Query Processing

In most database systems, queries are posed in a non-procedural language like SQL and as we have noted earlier such queries do not involve any reference to access paths or the order of evaluation of operations. The query processing of such queries by a DBMS usually involves the following four phases:

1. Parsing
2. Optimization
3. Code Generation
4. Execution

The parser basically checks the query for correct syntax and translates it into a conventional parse-tree (often called a query-tree) or some other internal representation. If the parser returns with no errors, and the query uses some user-defined views, it is necessary to expand the query by making appropriate substitutions for the views. It is then necessary to check the query for semantic correctness by consulting the system catalogues and check for semantic errors and type compatibility in both expressions and predicate comparisons. The optimizer is then invoked with the internal representation of the query as input so that a query plan or execution plan may be devised for retrieving the information that is required. The optimizer carries out a number of operations. It relates the symbolic names in the query to data base objects and checks their existence and checks if the user is authorized to perform the operations that the query specifies.

In formulating the plans, the query optimizer obtains relevant information from the metadata that the system maintains and attempts to model the estimated costs of performing many alternative query plans and then selects the best amongst them. The metadata or system catalog consists of descriptions of all the databases that a DBMS maintains. Often, the query optimizer would at least retrieve the following information:

1. Cardinality of each relation of interest.
2. The number of pages in each relation of interest.
3. The number of distinct keys in each index of interest.
4. The number of pages in each index of interest.
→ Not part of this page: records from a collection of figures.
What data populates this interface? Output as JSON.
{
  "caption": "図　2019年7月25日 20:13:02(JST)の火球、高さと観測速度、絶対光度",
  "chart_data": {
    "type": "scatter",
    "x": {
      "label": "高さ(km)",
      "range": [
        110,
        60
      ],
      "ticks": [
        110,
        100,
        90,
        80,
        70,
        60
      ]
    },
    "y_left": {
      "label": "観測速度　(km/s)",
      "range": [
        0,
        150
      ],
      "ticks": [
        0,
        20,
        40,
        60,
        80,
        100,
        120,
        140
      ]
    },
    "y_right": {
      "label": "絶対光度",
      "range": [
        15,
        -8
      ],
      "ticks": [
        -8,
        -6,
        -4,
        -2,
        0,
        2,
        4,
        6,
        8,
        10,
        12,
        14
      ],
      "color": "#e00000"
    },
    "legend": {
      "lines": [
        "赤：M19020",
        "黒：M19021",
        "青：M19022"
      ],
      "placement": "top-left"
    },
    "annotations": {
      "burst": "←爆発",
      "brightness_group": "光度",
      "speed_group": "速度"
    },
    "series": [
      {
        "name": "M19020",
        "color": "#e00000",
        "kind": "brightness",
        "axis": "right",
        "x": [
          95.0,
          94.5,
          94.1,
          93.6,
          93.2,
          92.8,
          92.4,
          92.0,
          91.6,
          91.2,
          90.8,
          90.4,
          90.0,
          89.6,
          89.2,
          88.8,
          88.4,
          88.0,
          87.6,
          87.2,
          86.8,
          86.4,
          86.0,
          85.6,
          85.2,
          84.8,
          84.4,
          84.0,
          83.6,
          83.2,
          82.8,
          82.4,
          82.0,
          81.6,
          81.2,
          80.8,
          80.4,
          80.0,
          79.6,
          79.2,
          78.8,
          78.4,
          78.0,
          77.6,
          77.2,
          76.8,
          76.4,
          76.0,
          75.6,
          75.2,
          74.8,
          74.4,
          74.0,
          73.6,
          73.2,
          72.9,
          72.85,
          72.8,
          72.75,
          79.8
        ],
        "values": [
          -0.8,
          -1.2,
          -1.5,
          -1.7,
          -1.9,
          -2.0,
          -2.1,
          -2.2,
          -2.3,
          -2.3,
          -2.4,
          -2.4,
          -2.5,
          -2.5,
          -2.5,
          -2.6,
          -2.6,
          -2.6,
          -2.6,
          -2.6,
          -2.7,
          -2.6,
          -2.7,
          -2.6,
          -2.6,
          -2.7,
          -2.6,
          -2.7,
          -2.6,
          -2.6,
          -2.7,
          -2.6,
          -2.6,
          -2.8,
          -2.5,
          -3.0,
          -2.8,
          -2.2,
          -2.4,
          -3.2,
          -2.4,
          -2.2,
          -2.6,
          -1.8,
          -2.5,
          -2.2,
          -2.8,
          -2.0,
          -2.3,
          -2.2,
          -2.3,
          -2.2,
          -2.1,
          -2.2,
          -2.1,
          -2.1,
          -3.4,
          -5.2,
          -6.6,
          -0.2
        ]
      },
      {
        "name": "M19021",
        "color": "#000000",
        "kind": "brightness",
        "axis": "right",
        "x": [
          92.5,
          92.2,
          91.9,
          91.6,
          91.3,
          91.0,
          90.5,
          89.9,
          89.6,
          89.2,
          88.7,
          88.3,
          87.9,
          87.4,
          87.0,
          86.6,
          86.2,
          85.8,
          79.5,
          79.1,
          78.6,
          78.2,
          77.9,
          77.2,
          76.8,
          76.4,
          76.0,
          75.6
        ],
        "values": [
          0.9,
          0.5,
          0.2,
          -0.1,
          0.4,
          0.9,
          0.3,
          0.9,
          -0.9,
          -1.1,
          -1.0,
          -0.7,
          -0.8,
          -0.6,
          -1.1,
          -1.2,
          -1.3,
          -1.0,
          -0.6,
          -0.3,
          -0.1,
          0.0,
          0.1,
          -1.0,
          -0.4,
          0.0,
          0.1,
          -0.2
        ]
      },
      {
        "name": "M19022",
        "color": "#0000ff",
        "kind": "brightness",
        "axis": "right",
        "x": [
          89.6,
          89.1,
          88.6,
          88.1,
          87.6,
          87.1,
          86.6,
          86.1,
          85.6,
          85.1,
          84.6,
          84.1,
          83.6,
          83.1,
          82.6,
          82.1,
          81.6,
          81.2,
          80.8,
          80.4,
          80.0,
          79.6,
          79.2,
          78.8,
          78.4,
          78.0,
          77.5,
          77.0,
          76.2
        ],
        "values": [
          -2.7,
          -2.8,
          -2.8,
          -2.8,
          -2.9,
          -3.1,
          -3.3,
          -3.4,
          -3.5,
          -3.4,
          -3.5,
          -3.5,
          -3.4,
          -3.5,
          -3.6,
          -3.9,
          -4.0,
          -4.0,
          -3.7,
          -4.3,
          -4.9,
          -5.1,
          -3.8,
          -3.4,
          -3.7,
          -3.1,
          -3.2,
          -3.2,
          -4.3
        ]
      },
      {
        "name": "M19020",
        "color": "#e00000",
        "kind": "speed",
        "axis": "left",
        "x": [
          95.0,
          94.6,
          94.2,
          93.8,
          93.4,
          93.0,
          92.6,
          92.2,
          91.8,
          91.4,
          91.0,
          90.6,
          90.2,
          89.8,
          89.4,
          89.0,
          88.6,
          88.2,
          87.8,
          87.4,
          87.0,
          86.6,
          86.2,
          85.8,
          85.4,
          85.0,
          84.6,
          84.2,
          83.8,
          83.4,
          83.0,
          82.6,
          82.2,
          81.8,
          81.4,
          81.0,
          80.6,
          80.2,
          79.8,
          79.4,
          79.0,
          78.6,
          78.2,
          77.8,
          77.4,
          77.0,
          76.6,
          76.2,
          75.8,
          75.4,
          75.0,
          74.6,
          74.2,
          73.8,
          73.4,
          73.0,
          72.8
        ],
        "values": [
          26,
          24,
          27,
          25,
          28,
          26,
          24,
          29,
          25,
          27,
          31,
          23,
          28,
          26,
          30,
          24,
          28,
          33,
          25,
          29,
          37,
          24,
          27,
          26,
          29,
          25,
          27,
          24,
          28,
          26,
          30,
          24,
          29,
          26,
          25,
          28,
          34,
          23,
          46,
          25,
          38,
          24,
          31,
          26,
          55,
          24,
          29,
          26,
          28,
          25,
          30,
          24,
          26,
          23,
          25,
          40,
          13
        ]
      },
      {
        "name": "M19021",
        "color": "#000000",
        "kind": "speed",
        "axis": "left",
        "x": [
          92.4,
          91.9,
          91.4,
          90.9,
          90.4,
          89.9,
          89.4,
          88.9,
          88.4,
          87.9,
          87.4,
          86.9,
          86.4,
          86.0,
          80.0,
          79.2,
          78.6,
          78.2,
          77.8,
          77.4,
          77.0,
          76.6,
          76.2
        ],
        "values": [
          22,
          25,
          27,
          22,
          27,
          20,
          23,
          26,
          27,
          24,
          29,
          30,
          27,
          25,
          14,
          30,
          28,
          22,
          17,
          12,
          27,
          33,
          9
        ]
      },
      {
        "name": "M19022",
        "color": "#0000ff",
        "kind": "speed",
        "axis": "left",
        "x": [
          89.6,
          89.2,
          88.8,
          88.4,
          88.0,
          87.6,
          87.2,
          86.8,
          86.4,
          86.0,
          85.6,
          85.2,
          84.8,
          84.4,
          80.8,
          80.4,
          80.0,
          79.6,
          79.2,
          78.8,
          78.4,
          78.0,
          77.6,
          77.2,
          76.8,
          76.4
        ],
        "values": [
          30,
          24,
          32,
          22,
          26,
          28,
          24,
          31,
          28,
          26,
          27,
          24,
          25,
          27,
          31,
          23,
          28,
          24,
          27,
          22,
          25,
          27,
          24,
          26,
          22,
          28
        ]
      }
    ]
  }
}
The above information and perhaps other information will be used by the optimizer in modeling the cost estimation for each alternative query plan. Considerable other information is normally available in the system catalog:

1. Name of each relation and all its attributes and their domains.
2. Information about the primary key and foreign keys of each relation.
3. Descriptions of views.
4. Descriptions of storage structures.
5. Other information including information about ownership and security issues.

Often this information is updated only periodically and not at every update/insert/delete. Also, the system catalog is often stored as a relational database itself making it easy to query the catalog if a user is authorized to do so.

Information in the catalog is very important of course since query processing makes use of this information extensively. Therefore more comprehensive and more accurate information a database maintains the better optimization it can carry out but maintaining more comprehensive and more accurate information also introduces additional overheads and a good balance therefore must be found.

The catalog information is also used by the optimizer in access path selection. These statistics are often updated only periodically and are therefore not always accurate.

An important part of the optimizer is the component that consults the metadata stored in the database to obtain statistics about the referenced relations and the access paths available on them. These are used to determine the most efficient order of the relational operations and the most efficient access paths.

If the optimizer finds no errors and outputs an execution plan, the code generator is then invoked. The execution plan is used by the code generator to generate the machine language code and any associated data structures. This code may now be stored if the code is likely to be executed more than once. To execute the code, the machine transfers control to the code which is then executed.